Rosa Wiland Holmes, RWH-198, 13.5x14cm

Holmes grew up on the beautiful, isolated island of Bornholm in the Baltic Sea, where her influences were shaped by the environment: ‘sea foam on the sand, rain glistening on granite or the cracked and crazed bed of a dried-up summer stream’. Winner of The Great Pottery Throw Down 2020, her ceramics have been sold at Cameron Contemporary, Hove. You can view her work online here.

Sara Dodd, Swell. 33x33cm, porcelain in wooden frame

Dodd has become known for her sculptures and wall-based installations made up of wafer-thin pieces of porcelain that defy notions of fragility and strength. She exhibits internationally, at fairs including the London Art Fair, and has been selected for the RA Summer Exhibition and ING Discerning Eye.

saradoddceramics.com

Lisa Jones, Mega Mokiri, ceramic and spray paint, 2022.

Photo by Jonathan Bassett

Jones makes playful hand-built forms that she describes as ‘colourful, slightly odd and wobbly’. She is drawn to subverting the conventions of what makes a functional object and finds inspiration in museums and browsing catalogues in search of unusual things from the past, as well as personal stories. Her signature textures and matte colour are often accompanied by anthropomorphic appendages.

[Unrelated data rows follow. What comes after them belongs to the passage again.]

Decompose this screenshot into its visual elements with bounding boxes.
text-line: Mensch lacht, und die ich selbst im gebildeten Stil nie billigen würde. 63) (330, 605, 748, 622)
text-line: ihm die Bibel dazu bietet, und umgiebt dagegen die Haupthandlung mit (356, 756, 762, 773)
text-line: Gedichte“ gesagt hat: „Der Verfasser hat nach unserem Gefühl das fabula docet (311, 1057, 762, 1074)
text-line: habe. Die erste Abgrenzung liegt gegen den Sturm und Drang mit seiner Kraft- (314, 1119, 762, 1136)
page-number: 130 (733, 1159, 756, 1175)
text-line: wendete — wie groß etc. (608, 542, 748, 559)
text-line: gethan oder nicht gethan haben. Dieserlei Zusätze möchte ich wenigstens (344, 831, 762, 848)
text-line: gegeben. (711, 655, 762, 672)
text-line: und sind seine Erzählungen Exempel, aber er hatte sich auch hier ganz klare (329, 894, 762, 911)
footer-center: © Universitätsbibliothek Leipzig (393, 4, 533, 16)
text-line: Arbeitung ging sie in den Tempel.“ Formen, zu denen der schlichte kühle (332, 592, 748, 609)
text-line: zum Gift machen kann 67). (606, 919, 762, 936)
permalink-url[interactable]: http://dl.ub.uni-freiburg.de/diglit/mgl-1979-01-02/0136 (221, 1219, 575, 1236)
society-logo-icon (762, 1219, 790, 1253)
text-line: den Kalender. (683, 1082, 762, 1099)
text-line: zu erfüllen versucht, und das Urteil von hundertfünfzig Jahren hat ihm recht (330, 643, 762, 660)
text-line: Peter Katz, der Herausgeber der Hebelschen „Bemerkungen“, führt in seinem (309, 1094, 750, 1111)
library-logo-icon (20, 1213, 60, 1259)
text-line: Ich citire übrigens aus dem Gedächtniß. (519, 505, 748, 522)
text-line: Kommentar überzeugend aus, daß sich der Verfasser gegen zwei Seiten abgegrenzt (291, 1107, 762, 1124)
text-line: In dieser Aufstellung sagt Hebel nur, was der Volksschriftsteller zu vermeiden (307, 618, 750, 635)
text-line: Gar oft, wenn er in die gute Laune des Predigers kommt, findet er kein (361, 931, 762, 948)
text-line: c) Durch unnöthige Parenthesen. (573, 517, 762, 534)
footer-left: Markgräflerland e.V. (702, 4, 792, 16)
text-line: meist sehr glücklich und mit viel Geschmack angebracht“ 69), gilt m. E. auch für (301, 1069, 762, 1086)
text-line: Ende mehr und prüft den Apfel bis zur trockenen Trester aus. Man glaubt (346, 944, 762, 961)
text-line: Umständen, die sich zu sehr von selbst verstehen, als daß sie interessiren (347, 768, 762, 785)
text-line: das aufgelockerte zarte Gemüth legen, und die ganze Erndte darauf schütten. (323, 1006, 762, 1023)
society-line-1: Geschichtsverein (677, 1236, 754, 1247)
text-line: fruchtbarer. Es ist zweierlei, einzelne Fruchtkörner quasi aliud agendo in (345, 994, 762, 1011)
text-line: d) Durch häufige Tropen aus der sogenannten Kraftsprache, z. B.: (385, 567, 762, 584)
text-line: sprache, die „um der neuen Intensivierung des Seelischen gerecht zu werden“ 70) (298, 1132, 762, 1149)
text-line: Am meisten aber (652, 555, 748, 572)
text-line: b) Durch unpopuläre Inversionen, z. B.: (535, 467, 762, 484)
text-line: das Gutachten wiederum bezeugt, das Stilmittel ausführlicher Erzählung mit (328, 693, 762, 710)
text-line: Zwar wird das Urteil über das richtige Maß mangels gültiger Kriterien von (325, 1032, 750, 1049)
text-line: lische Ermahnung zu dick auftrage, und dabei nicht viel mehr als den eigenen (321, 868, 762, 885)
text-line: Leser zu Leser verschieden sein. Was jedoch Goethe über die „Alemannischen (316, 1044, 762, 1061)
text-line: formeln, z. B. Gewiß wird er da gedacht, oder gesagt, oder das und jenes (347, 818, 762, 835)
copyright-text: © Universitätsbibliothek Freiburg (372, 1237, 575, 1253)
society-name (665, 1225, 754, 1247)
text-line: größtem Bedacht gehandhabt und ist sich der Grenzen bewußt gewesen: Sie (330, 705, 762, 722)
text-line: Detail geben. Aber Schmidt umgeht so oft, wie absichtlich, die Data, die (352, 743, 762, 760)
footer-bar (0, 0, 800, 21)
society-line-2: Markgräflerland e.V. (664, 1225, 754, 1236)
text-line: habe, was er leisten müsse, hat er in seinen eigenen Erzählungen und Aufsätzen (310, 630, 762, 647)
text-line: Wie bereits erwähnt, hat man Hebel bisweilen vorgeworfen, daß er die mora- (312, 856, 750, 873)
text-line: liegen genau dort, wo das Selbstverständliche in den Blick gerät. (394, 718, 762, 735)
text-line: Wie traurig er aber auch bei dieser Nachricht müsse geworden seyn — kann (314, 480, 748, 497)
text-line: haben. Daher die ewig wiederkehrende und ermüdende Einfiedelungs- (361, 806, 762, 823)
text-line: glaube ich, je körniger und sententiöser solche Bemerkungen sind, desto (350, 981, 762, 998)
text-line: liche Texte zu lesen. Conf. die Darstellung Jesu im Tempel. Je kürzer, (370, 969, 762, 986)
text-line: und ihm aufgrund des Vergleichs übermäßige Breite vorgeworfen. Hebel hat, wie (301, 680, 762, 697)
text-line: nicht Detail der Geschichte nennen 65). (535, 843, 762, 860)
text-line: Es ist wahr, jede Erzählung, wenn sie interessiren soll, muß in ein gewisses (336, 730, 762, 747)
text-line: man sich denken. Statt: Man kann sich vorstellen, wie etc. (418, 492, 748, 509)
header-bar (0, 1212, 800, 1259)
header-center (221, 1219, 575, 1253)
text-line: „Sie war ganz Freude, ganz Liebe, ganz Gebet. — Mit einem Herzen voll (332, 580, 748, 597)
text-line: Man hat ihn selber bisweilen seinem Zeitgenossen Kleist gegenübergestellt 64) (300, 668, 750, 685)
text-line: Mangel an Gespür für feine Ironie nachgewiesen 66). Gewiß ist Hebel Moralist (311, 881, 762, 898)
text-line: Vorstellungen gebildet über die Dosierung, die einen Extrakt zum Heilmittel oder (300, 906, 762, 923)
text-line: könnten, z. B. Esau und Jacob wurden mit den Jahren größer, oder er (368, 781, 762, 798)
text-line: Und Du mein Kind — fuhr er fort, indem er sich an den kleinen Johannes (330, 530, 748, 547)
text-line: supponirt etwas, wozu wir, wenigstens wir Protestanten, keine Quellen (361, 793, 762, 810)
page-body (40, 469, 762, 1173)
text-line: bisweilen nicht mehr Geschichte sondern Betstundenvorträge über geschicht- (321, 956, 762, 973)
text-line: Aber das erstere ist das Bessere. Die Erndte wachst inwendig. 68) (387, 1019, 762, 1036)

Read our interview with Lisa here.

lisajonesceramics.com

Tim Copsey, BLACK WATERFALL TOKKURI (Pouring Bottle), stoneware with cobalt detail, granite inclusions, gold lustre and ‘glitter’ glaze, 130 x 130mm

Copsey says his aim is to forget about perfect form and technique; to embrace chance and investigate functional pottery on a sculptural level. His perfectly imperfect pots are ‘multiply fired, often starting with the wood kiln and ending with lustres.’ Copsey’s work caught our eye at Artwave in 2021, and more recently at the London Art Fair with Rabley Gallery.

empty.co.uk

Experts’ tips on buying ceramic art

As always, the best advice is to buy what you love. But expert tips are useful. Three Sussex gallerists share their views:

‘Go and visit public collections of studio pottery, such as the V&A, York Museum, Fitzwilliam or Hove Museum. There are some great publications out there and a number of good ceramics fairs held around the country. Get an idea of what you like and then try to purchase the best examples of their work that you can afford. Collecting domestic ware is a really affordable way to start a collection, and you can use the pots too.’

Mike Daniels, Miar Ceramics & Arts, Brighton.

‘I look at form mainly, and then finish. I feel its weight and balance and overall aesthetic. It’s no good having a beautiful finish if the form is wrong. Good craftsmanship is important. It is evident if the artist is sympathetic towards their materials and if they have technical skill and knowledge of their medium. The work needs to have honesty and intent.’

Ann Symes, Gallery 57, Arundel.

‘Ceramics is the most tactile of art forms, so handle a piece before you buy it. Look at how it has been made and feel the material, the weight and most importantly of all, the touch of the maker. When selecting, buy works that you love, would like to live with, and that fit in with your environment.’

Kay Aplin, The Ceramic House, Brighton.